Neighbors or nomads. There were plenty of both who would commit murder gladly now. Winter was ahowl and the grauken was loose in the world.
A few nomads had escaped the massacre yesterday. Marika did not doubt that there were others scattered about the upper Ponath. Were they gathering? Might their scouts be at Stapen Rock, watching, knowing the packstead could be taken easily once the strangers departed?
That was the worst of it. Thinking the nomads might get everything after all.
Grauel was speaking to her. She pricked up her ears. "What? I was thinking."
"I said the sisters offered us a place in their packfast." Loathing under strict control tautened Grauel's voice. These meth were the silth whom Marika's dam and granddam and Pohsit had so hated.
But why?
Grauel continued, "We have no choice if we wish to survive. Barlog agrees. Perhaps we can take new males and begin the line afresh when you have reached mating age."
Marika shook her head slowly. "Let us not lie to ourselves, Grauel. The Degnan are dead. Never will we grow strong enough to recover this packstead from those who claim it."
She had wanted to see the stone packfast inhabited by these meth called silth. But not at this price. "Run to the Laspe, Grauel," she said. "Tell them. For a while, at least, let our wealth aid someone who shares our misery. They will have a better chance of holding it. And they will become indebted, so we would have a place to return one day."
The silth, seated a short distance away, were paying no attention. Indeed, they seemed preoccupied with the male end of the loghouse. They whispered to one another, then did pay attention, as if very much interested in the huntresses' response to Marika's suggestion.
Grauel and Barlog were startled by the notion. It had not occurred to them, and probably could not have. Two packs sharing a stead was not unheard of, but it was rare.
Grauel nodded reluctantly.
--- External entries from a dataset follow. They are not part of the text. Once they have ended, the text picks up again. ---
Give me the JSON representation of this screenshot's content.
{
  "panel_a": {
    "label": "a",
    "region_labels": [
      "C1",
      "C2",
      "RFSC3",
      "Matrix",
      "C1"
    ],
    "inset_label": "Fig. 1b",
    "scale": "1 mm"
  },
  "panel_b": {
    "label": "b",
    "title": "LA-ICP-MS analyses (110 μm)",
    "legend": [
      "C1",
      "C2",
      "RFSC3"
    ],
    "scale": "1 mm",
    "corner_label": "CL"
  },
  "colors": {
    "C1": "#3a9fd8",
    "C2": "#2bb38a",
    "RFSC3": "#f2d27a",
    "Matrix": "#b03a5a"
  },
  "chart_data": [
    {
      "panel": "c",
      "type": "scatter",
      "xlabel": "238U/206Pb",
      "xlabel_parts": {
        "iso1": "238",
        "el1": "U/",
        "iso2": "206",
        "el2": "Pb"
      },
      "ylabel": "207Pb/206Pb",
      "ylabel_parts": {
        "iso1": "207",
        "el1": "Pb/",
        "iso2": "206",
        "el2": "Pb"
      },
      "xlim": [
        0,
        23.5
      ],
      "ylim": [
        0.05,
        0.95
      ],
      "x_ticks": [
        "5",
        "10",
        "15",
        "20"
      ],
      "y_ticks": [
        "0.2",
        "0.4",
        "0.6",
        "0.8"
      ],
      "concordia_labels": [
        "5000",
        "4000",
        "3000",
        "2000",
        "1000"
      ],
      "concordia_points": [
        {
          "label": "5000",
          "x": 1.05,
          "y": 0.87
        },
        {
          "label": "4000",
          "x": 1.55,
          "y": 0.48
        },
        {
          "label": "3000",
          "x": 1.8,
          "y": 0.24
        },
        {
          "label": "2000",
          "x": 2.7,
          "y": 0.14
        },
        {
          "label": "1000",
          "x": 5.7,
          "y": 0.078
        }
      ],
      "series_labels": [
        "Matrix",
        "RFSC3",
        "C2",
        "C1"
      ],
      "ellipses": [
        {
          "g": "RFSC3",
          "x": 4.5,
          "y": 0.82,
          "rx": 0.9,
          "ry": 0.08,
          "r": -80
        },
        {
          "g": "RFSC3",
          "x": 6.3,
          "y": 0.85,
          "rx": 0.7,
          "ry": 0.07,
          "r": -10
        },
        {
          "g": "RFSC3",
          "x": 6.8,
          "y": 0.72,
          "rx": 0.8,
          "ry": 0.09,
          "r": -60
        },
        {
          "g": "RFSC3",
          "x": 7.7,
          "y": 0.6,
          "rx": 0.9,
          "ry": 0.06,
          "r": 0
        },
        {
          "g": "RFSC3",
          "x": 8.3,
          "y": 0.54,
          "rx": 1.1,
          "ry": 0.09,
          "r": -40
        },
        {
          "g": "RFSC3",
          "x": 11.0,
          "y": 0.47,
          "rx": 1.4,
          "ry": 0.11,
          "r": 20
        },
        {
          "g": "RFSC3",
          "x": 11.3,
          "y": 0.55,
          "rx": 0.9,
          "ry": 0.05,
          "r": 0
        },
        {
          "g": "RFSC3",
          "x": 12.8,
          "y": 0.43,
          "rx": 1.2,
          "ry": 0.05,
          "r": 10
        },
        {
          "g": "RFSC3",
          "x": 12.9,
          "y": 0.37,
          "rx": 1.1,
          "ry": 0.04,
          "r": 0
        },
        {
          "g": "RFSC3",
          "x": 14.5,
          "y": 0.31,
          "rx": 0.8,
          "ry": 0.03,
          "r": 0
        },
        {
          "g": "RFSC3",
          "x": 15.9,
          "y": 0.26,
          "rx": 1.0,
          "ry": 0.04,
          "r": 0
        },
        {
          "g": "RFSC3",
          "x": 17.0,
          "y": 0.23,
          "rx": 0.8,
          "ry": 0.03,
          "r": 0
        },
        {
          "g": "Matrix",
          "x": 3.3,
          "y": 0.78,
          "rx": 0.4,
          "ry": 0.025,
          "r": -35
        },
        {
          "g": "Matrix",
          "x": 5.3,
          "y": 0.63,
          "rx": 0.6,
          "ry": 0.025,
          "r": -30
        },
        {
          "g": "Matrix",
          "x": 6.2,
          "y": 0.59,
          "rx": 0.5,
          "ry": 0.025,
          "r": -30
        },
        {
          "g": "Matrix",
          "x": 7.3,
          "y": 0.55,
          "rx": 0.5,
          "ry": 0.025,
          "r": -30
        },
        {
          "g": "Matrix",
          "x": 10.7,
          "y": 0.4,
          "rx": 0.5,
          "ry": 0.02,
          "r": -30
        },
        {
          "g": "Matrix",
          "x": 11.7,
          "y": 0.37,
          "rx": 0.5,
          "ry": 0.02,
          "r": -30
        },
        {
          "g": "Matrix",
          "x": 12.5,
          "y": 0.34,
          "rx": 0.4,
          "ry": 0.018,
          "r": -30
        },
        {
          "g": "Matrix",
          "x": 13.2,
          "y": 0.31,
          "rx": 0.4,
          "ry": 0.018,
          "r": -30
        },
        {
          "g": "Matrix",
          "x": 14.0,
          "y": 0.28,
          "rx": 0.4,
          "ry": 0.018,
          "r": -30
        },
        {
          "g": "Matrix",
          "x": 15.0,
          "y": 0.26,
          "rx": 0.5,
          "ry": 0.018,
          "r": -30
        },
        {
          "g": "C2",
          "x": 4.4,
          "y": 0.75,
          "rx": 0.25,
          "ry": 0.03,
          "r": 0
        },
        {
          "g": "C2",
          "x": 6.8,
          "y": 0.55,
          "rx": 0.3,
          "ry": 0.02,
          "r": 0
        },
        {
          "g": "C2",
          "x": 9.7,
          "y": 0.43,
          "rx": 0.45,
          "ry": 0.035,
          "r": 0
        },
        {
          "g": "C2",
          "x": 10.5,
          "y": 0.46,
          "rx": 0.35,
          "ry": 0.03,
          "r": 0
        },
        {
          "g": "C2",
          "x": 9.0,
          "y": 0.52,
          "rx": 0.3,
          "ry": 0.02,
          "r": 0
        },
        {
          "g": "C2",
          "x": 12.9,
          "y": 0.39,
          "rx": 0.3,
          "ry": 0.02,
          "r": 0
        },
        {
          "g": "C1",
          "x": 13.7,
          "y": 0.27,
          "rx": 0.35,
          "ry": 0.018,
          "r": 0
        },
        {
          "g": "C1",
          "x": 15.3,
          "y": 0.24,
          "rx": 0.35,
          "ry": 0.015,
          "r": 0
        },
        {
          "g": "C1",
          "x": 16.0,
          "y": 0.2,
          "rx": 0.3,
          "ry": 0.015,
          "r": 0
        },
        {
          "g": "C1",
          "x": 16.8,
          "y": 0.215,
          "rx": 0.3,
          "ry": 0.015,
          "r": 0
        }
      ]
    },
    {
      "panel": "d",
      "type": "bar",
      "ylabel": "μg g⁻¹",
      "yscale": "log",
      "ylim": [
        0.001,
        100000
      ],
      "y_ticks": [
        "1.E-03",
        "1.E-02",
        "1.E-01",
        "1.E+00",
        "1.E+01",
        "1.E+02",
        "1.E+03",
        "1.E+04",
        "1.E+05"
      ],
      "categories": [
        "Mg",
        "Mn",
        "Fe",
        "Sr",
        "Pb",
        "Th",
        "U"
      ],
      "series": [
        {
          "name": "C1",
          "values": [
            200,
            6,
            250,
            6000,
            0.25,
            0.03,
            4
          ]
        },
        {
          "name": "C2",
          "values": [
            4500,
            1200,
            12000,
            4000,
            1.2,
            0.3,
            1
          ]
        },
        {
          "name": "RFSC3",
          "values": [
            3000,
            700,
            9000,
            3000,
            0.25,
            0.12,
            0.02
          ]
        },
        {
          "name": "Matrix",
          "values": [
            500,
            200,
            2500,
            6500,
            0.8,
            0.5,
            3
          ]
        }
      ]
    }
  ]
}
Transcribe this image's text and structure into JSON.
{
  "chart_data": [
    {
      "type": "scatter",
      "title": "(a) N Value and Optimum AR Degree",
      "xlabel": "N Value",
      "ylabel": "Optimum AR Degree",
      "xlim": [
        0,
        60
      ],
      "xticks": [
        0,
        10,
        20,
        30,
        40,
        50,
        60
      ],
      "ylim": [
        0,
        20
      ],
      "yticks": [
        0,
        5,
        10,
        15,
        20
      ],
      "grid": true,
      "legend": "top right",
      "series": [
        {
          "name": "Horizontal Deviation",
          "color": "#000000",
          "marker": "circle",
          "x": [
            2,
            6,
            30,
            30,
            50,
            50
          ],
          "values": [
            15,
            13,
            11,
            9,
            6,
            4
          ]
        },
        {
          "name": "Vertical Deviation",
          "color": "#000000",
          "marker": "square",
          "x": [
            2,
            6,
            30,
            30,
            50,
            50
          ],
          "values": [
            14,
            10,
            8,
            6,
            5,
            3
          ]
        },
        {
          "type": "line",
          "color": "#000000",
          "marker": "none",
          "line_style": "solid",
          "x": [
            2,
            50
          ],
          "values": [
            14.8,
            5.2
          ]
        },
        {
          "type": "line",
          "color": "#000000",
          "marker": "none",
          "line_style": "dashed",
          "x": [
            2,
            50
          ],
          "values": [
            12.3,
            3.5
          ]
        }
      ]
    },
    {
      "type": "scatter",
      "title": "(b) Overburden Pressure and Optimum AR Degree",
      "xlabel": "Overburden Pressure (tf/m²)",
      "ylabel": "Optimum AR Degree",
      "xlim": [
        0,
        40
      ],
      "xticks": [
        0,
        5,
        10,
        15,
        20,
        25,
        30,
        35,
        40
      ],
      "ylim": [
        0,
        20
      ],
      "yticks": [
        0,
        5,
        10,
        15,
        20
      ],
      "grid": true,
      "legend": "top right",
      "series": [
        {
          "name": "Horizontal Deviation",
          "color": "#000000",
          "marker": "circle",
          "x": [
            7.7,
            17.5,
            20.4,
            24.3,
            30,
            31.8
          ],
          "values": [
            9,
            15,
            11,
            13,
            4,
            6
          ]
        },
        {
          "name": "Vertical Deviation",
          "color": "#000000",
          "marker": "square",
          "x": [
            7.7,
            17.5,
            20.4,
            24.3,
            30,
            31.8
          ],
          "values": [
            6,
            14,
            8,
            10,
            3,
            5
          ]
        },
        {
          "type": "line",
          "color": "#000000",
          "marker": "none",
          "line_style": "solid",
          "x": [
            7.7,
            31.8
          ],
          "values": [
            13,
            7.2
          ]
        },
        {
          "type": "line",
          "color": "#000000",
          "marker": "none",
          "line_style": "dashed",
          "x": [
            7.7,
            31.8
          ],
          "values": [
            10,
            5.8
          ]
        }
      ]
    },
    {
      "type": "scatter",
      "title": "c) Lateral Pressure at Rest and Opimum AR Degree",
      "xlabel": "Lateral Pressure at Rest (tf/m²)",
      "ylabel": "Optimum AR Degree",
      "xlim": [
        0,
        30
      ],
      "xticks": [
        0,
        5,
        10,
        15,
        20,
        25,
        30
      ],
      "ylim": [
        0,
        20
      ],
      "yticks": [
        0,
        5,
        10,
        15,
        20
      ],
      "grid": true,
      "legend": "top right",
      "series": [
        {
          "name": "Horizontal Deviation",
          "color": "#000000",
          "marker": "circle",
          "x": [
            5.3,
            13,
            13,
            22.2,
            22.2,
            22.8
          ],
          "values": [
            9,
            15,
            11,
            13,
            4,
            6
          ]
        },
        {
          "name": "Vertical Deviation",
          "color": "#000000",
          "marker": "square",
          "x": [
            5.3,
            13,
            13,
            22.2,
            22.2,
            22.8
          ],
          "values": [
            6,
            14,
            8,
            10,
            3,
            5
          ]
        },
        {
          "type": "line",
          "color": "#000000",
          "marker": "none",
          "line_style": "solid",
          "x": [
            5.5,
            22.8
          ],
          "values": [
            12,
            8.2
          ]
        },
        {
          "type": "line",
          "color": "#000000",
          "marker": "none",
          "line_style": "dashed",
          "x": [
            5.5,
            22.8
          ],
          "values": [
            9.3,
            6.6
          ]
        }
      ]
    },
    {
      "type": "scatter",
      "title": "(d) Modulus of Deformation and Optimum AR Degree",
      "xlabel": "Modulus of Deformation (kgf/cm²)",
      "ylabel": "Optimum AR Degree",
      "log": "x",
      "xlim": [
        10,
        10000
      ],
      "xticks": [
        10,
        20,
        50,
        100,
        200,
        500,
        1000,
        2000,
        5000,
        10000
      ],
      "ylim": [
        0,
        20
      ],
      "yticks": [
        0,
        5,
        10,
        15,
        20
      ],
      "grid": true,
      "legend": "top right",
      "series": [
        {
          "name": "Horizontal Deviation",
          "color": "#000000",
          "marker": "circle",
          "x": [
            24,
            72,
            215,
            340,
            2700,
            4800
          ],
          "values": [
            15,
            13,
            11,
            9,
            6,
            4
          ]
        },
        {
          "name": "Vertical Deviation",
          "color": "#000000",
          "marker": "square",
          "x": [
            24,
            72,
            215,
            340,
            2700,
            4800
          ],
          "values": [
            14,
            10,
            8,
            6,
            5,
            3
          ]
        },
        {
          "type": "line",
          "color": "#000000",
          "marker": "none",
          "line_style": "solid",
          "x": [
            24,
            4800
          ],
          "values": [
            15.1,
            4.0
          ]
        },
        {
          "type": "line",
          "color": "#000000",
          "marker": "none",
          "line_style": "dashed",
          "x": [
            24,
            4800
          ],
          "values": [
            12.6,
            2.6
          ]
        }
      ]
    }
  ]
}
Barlog said, "She is as smart as her dam was." She rose.
Grauel snapped at her. For a moment they argued over who would carry the message.
Marika realized that both wanted to get away from the packstead and its uncompromising reminders of disaster.
"Both of you go. That will be safer. There are nomads around still."
The huntresses exchanged looks, then donned their coats. They were gone in moments.
For a long time the silth did nothing but sit staring into the firepit, as though trying to read something in the coals. Marika collected the eating utensils. As she cleaned them and stowed them away, the silth kept glancing at her. Occasionally, one whispered to the other. Finally, the tall one said, "It is time. She has not sensed it." She came and got one of the bowls Marika had cleaned, filled it from the pot, carried it to the trap closing the cellar belonging to the loghouse males. She set the bowl down, opened the trap, blew aroma into the darkness below. Then she retreated, looking amused.
Marika stopped working, wondering what was happening.
A wrinkled, meatless, gray old paw appeared. Marika frowned. Not even Horvat ...
A head followed the paw fearfully.
"Pohsit!" Marika said.
Pure venom smoldered in the sagan's eyes. She snatched the bowl and started to retreat into the cellar.
"Stop," the tall silth ordered. "Come out."
Pohsit froze. She retreated no farther, but neither did she do as directed.
"Who is this, pup?"
"Pohsit," Marika replied. "Sagan of this loghouse."